A report from the National Eye Institute (NEI) in Bethesda, has highlighted a multi-pronged approach to support investments by NEI for AMD across basic and clinical trial research over the coming decade.  The institute has outlined its commitment to provide invaluable resources to investigators to address complex blinding diseases and other retinal degenerative diseases. The report found that translational relevance was a key objective to expand NEI resources to uncover disease mechanisms and move experimental therapies into clinical trials.  AMD’s prevalence is expected to double by 2050 and this will result in a significant public health burden over the coming decades which requires significant investment, even in the current economic challenges globally.  In particular, the NEI have commented how their focus on “the advent of regenerative medicine and iPSC technologies, coupled with advances in clinical imaging, analytical, and other advanced technology herald a new frontier in vision research”.


According to their recent report, the NEI spent more than $1 billion (adjusted for inflation) from 2008 to 2017 to conduct studies to increase the role of research in understanding AMD pathology.  The institute outlined “to be successful in treating and preventing AMD, we must tackle the problem along the continuum of supporting basic biology to clinical work and back again”.  The study focused on the past, present and future of research on AMD activities showing from clinical characterization of disease and diagnosis to GWAS and whole genomic sequencing advances.  In addition.
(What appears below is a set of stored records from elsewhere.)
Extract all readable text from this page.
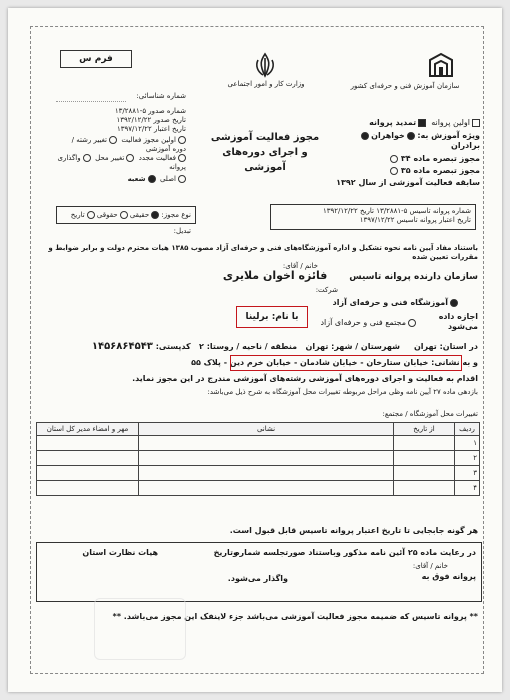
فرم س
وزارت کار و امور اجتماعی	سازمان آموزش فنی و حرفه‌ای کشور
شماره شناسائی:
شماره صدور ۵-۱۳/۲۸۸۱
تاریخ صدور ۱۳۹۲/۱۲/۲۲
تاریخ اعتبار ۱۳۹۷/۱۲/۲۲
اولین مجوز فعالیت  تغییر رشته / دوره آموزشی
فعالیت مجدد  تغییر محل  واگذاری پروانه
اصلی  شعبه
نوع مجوز: حقیقی حقوقی تاریخ تبدیل:
مجوز فعالیت آموزشی
و اجرای دوره‌های آموزشی
اولین پروانه  تمدید پروانه
ویژه آموزش به: خواهران برادران
مجوز تبصره ماده ۳۴
مجوز تبصره ماده ۳۵
سابقه فعالیت آموزشی از سال ۱۳۹۲
شماره پروانه تاسیس ۵-۱۳/۲۸۸۱ تاریخ ۱۳۹۲/۱۲/۲۲
تاریخ اعتبار پروانه تاسیس ۱۳۹۷/۱۲/۲۲
باستناد مفاد آیین نامه نحوه تشکیل و اداره آموزشگاه‌های فنی و حرفه‌ای آزاد مصوب ۱۳۸۵ هیات محترم دولت و برابر ضوابط و مقررات تعیین شده
خانم / آقای:
سازمان دارنده پروانه تاسیس       فائزه اخوان ملایری
شرکت:
آموزشگاه فنی و حرفه‌ای آزاد
اجازه داده می‌شود
مجتمع فنی و حرفه‌ای آزاد
با نام: برلینا
در استان: تهران     شهرستان / شهر: تهران   منطقه / ناحیه / روستا: ۲   کدپستی: ۱۴۵۶۸۶۴۵۴۳
و به نشانی: خیابان ستارخان - خیابان شادمان - خیابان خرم دین - پلاک ۵۵
اقدام به فعالیت و اجرای دوره‌های آموزشی رشته‌های آموزشی مندرج در این مجوز نماید.
بازدهی ماده ۲۷ آیین نامه وظی مراحل مربوطه تغییرات محل آموزشگاه به شرح ذیل می‌باشد:
تغییرات محل آموزشگاه / مجتمع:
ردیف	از تاریخ	نشانی	مهر و امضاء مدیر کل استان
۱			
۲			
۳			
۴			
هر گونه جابجایی تا تاریخ اعتبار پروانه تاسیس قابل قبول است.
در رعایت ماده ۲۵ آئین نامه مذکور وباستناد صورتجلسه شماره
وتاریخ
هیات نظارت استان
خانم / آقای:
پروانه فوق به
واگذار می‌شود.
** پروانه تاسیس که ضمیمه مجوز فعالیت آموزشی می‌باشد جزء لاینفک این مجوز می‌باشد. **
AREDS and AREDS2 studies have expanded significantly over the previous decades and the newly created AMD Integrative Biology Initiative opened a further departure.  This now progresses a more precise description of AMD disease pathobiology using genetic risk factors as sentinels for specific RPE signalling pathways and changes in RPE physiology.  The NEI  proposes this approach as a guide to the development of personalized therapies for AMD.
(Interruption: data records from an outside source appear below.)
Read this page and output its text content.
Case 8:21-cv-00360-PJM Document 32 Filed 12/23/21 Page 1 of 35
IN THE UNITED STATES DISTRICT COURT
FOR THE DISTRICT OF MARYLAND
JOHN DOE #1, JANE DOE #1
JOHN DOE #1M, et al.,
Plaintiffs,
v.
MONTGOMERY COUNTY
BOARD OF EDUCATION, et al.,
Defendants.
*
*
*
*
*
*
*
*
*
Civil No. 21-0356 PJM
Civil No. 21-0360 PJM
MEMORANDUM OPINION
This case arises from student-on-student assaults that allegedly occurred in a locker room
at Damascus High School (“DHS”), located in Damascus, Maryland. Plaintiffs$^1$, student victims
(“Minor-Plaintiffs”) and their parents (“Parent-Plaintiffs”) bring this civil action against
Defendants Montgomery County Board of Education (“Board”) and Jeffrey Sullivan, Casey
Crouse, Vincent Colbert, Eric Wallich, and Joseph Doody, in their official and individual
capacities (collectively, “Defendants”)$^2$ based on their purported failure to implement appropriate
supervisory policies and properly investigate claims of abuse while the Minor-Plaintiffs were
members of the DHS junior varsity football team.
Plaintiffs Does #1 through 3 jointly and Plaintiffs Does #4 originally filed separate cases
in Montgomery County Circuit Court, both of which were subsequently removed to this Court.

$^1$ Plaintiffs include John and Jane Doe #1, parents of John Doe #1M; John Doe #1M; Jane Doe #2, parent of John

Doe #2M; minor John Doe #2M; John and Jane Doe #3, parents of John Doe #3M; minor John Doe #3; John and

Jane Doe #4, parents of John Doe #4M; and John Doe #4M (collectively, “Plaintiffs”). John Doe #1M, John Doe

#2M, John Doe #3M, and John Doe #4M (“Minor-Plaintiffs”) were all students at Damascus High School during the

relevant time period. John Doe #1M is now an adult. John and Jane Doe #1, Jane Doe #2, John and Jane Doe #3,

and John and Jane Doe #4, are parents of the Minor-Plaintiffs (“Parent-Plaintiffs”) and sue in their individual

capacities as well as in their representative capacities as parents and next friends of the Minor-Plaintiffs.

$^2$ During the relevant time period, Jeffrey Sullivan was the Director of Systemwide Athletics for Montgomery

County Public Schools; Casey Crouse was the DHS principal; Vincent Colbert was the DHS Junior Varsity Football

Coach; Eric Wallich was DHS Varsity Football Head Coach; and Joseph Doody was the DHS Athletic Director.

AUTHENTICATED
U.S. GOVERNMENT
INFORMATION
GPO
In brief, the NEI supports a “broad range of AMD research, both by individual independent investigators as well as through networks and consortia”.  The International AMD Genomics Consortium, Age-Related Eye Disease Study, Age-Related Eye Disease Study 2 (AREDS2), and Comparison of AMD Treatments Trial legacy have presented an enormous body of work, with significant collaboration across US, EU and global expertise. A recent example highlighted the AMD Ryan Initiative Study aimed to unravel the clinical evolution of early AMD and the importance of reticular pseudo-drusen in predicting progression to advanced disease. This study will take place across 20 international clinical centres with >500 patients, including AMD patients with bilateral medium sized drusen, patients with reticular pseudo-drusen in the absence of large drusen, and further age-matched controls.   Finally, NEI is to support AREDS2 participant-derived induced pluripotent stem cell (iPSC) lines linked with their associated genomic and phenotypic datasets. In this exciting initiative, as commented in the report, “these datasets will also be linked to the data obtained using their associated iPSC-derived cells (RPE, retina, choroid) and made publicly available”.